In this exercise McWhorter doesn't even bother to give the capitalist system a half-hearted kick in the shins. It's not airheaded rap stars who extended this gangsta madness to an embarrassment of international proportions, it's the businesses who bankrolled the production. If McWhorter would spend some of his considerable intellect doing a bit of research behind the cults of personality he demonizes, he'll find quite a few more people making quite a bit more money than Rush and Michael Dyson. Poor John has really swallowed more than he can chew, in his rather pathetic attempt to dismiss the entire hiphop nation in under 3500 words. That might have worked in the days of Schooly D, but why on earth would BMW use hiphop music to sell their automobiles? It is a mystery unfit for consideration in his black playa hatin' essay.

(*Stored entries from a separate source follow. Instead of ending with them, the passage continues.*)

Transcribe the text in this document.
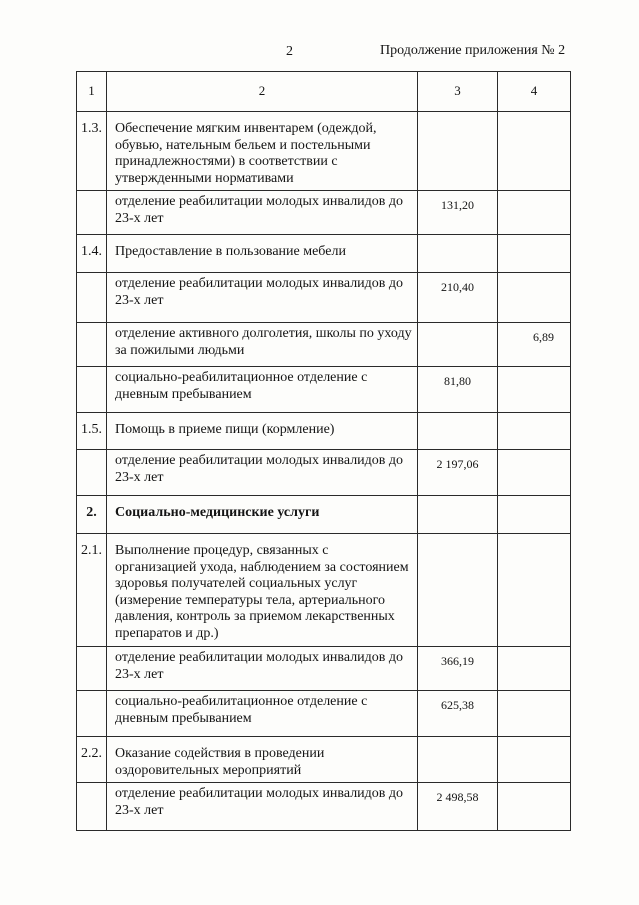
2	Продолжение приложения № 2
1	2	3	4
1.3.	Обеспечение мягким инвентарем (одеждой, обувью, нательным бельем и постельными принадлежностями) в соответствии с утвержденными нормативами		
	отделение реабилитации молодых инвалидов до 23-х лет	131,20	
1.4.	Предоставление в пользование мебели		
	отделение реабилитации молодых инвалидов до 23-х лет	210,40	
	отделение активного долголетия, школы по уходу за пожилыми людьми		6,89
	социально-реабилитационное отделение с дневным пребыванием	81,80	
1.5.	Помощь в приеме пищи (кормление)		
	отделение реабилитации молодых инвалидов до 23-х лет	2 197,06	
2.	Социально-медицинские услуги		
2.1.	Выполнение процедур, связанных с организацией ухода, наблюдением за состоянием здоровья получателей социальных услуг (измерение температуры тела, артериального давления, контроль за приемом лекарственных препаратов и др.)		
	отделение реабилитации молодых инвалидов до 23-х лет	366,19	
	социально-реабилитационное отделение с дневным пребыванием	625,38	
2.2.	Оказание содействия в проведении оздоровительных мероприятий		
	отделение реабилитации молодых инвалидов до 23-х лет	2 498,58	
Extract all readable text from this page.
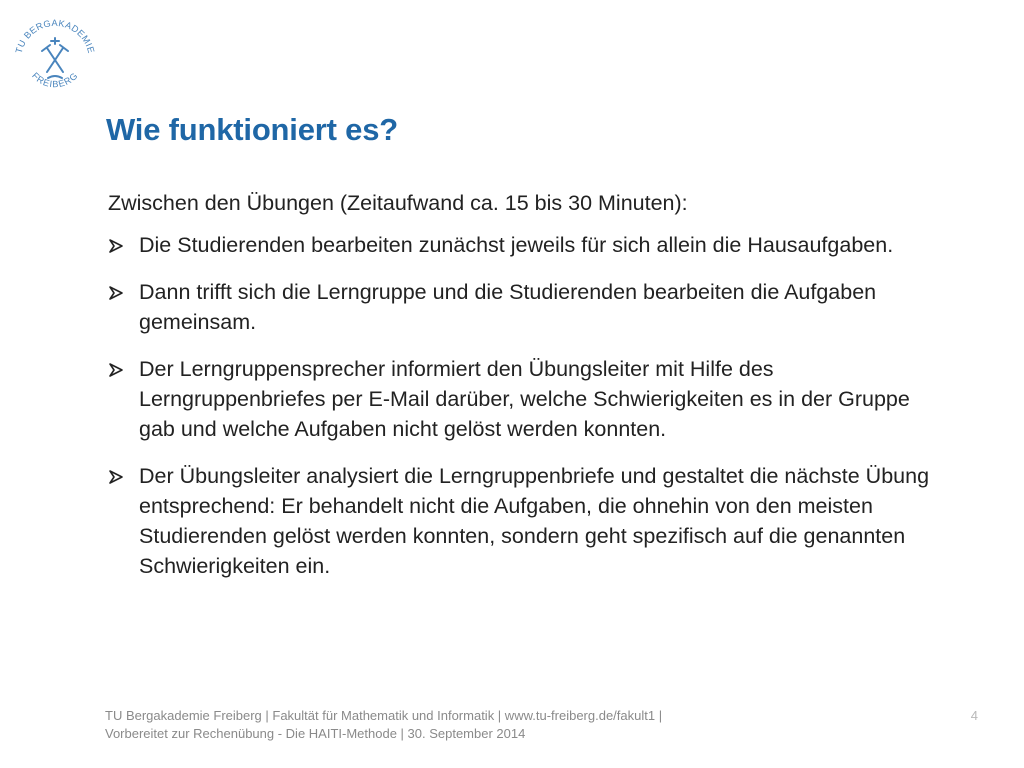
TU BERGAKADEMIE
FREIBERG
Wie funktioniert es?

Zwischen den Übungen (Zeitaufwand ca. 15 bis 30 Minuten):

Die Studierenden bearbeiten zunächst jeweils für sich allein die Hausaufgaben.
Dann trifft sich die Lerngruppe und die Studierenden bearbeiten die Aufgaben gemeinsam.
Der Lerngruppensprecher informiert den Übungsleiter mit Hilfe des Lerngruppenbriefes per E-Mail darüber, welche Schwierigkeiten es in der Gruppe gab und welche Aufgaben nicht gelöst werden konnten.
Der Übungsleiter analysiert die Lerngruppenbriefe und gestaltet die nächste Übung entsprechend: Er behandelt nicht die Aufgaben, die ohnehin von den meisten Studierenden gelöst werden konnten, sondern geht spezifisch auf die genannten Schwierigkeiten ein.
TU Bergakademie Freiberg | Fakultät für Mathematik und Informatik | www.tu-freiberg.de/fakult1 |
Vorbereitet zur Rechenübung - Die HAITI-Methode | 30. September 2014
4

I find much to admire in McWhorter, although it's mostly his upitty attitude. I've more than five minutes of funk in my collection so I know how to separate the good stuff from the junk. McWhorter tries to slam multiple genres of rap into one hiphop whole and toss the whole schmere. Anyone who would lump Busta Rhymes and Lil Kim into the same bucket.. Well that's like putting Stanley Jordan into the same bucket as Stanley Clarke and saying all Jazz is worthless. Perhaps McWhorter wants to be in the same bucket as Stanley Crouch.

Ahh. He's just a fad.

I myself have got beef with pop music and pop culture. Most of it is porno anyway. But hey I'm Old School, I've got a right to be curmudeonly. But since I'm conservative, I also know what to conserve and there is plenty in hiphop that not only transcends the boundaries of pop, but lands squarely in the realm of art. Maybe not highbrow, but as good as film. Trainspotting, for example.

So what do I like in hiphop? I don't have the time nor the inclination to go into detail. I'll only leave you with some verbiage from one of my favorite raps from my favorite groups, recorded at least 5 years before today.

I'm sick of bitches shakin' asses
I'm sick of talkin' about blunts,
Sick of Versace glasses,
Sick of slang,
Sick of half-ass awards shows,
Sick of name brand clothes.
Sick of R&B bitches over bullshit tracks,
Cocaine and crack
Which brings sickness to blacks,
Sick of swoll' head rappers
With their sickening raps
Clappers and gats
Makin' the whole sick world collapse
The facts are gettin' sick
Even sicker perhaps
Stickabush to make a bundle to escape this synapse
.

I don't suspect that anyone can show, for every knuckhead with his knucklehead soundtrack of anti-social noize, there is another Ivy League graduate who swings to the flow of an inspirationanl hiphop track. It's probably more like 40 to 1. McWhorter and everyone else who would be a proper critic needs to decide on their focus.

Posted by mbowen at August 18, 2003 11:27 PM

Trackback Pings

TrackBack URL for this entry:
http://www.visioncircle.org/mt/mt-tb.cgi/515

Comments

Anybody can quote anything to dismiss whatever they feel like dismissing. Why, I could easily quote our commander-in-chief along with Karl Rove and several others to "prove" what degenerate nonsense American politics is.

Posted by: don at August 19, 2003 04:20 PM

Glad to see someone responding to this silly article. I was really amazed at just how big his bucket was. Oh well, he's got to make a living too right? Don't blame John McWhorter, blame the publishers who bankroll...

And since you mention Stanley Clarke, I can't help but add that a few years ago I went to see McCoy Tyner and wound up awestruck as the bassist I'd never heard of plucked and whapped his stand-up bass. Amazing. (Those names, by the way, exhaust my knowledge of jazz.)